Prise de décision : quand utiliser chaque métrique
La distinction pratique essentielle réside dans l’application. Utilisez le coût des fonds propres pour évaluer si un investissement spécifique satisfera les attentes des actionnaires ou pour déterminer le rendement minimum nécessaire pour maintenir la valeur de l’action. Utilisez le WACC pour évaluer des projets d’investissement ou des acquisitions — il indique le taux de rendement global qu’un projet doit dépasser pour créer de la valeur pour les actionnaires.

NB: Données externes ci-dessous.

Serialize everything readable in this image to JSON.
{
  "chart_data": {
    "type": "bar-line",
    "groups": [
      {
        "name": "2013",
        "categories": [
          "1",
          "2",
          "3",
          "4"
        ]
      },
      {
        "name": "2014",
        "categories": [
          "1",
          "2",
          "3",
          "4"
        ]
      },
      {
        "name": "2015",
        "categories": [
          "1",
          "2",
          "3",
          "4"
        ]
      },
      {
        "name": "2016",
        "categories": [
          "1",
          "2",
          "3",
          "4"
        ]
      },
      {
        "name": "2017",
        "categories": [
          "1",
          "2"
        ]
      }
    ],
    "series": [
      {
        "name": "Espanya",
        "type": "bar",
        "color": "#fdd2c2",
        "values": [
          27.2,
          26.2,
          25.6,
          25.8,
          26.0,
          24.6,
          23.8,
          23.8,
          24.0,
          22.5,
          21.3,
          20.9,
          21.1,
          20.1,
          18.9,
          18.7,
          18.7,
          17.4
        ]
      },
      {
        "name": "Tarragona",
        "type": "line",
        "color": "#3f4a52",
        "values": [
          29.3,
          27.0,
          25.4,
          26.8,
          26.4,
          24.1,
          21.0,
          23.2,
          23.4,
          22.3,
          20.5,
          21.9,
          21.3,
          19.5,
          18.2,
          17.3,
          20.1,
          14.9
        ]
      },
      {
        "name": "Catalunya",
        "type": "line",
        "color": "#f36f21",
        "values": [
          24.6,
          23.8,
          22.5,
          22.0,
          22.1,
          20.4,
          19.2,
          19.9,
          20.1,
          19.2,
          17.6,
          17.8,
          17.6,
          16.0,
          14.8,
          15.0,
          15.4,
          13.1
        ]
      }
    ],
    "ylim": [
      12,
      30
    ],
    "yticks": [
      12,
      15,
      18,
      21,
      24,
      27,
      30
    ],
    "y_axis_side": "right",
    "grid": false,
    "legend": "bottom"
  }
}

Par exemple, une entreprise envisageant de construire une nouvelle usine doit connaître si le rendement attendu du projet couvrira à la fois le coût de la dette et celui des fonds propres. C’est là que le WACC devient indispensable. À l’inverse, lorsqu’un fonds de capital-investissement évalue l’achat d’une société pour un investissement à long terme, le calcul du coût des fonds propres répond directement à la question de savoir si l’investissement peut générer les rendements exigés par les investisseurs en actions.
La structure du capital d’une entreprise influence directement ces métriques. Une société fortement endettée peut avoir un WACC plus faible si les taux d’intérêt sont favorables, mais cela s’accompagne d’un risque financier accru. Si la dette devient insoutenable, l’entreprise doit réduire son levier, ce qui pourrait augmenter le coût des fonds propres, car les actionnaires s’inquiètent de la stabilité financière. Trouver le bon équilibre est un défi central en stratégie financière d’entreprise.
Questions fréquentes sur ces métriques
Pourquoi les entreprises cherchent-elles à minimiser leur coût du capital ? Réduire le WACC augmente directement le nombre de projets générant une valeur positive. Lorsque les coûts de financement sont faibles, davantage d’investissements peuvent dépasser le seuil de rendement requis, favorisant la croissance. De même, un coût des fonds propres plus bas facilite la satisfaction des actionnaires par des rendements de projet plus accessibles.
Qu’est-ce qui fait augmenter le coût des fonds propres ? La hausse des taux d’intérêt, l’augmentation du risque commercial, une volatilité accrue du marché ou la détérioration des fondamentaux de l’entreprise peuvent faire grimper le coût des fonds propres. Les industries en disruption — comme le commerce de détail traditionnel face à l’e-commerce — ont généralement un coût des fonds propres plus élevé en raison des risques perçus.
Le coût du capital est-il toujours inférieur au coût des fonds propres ? En général, oui — le WACC est une moyenne pondérée intégrant une dette moins chère. Cependant, si une entreprise est fortement endettée et en difficulté, le coût des fonds propres peut augmenter si fortement que le WACC approche ou dépasse même le coût des fonds propres d’une société bien capitalisée.
En résumé
Le coût des fonds propres et le coût du capital jouent des rôles complémentaires mais distincts dans la stratégie financière d’entreprise. Le coût des fonds propres se concentre sur les attentes de rendement des actionnaires et reflète le risque spécifique à l’entreprise ainsi que la volatilité du marché. Le coût du capital élargit cette vision pour englober toutes les sources de financement, ce qui en fait un outil idéal pour évaluer les investissements majeurs.
Maîtriser ces métriques permet une allocation plus intelligente des capitaux, des évaluations plus réalistes et des décisions d’investissement mieux informées. Que vous évaluiez une action pour votre portefeuille, gériez une entreprise ou analysiez une acquisition, comprendre quand et comment appliquer chaque indicateur — et ce qui influence chacun d’eux — constitue un avantage concurrentiel pour prendre des décisions financièrement solides.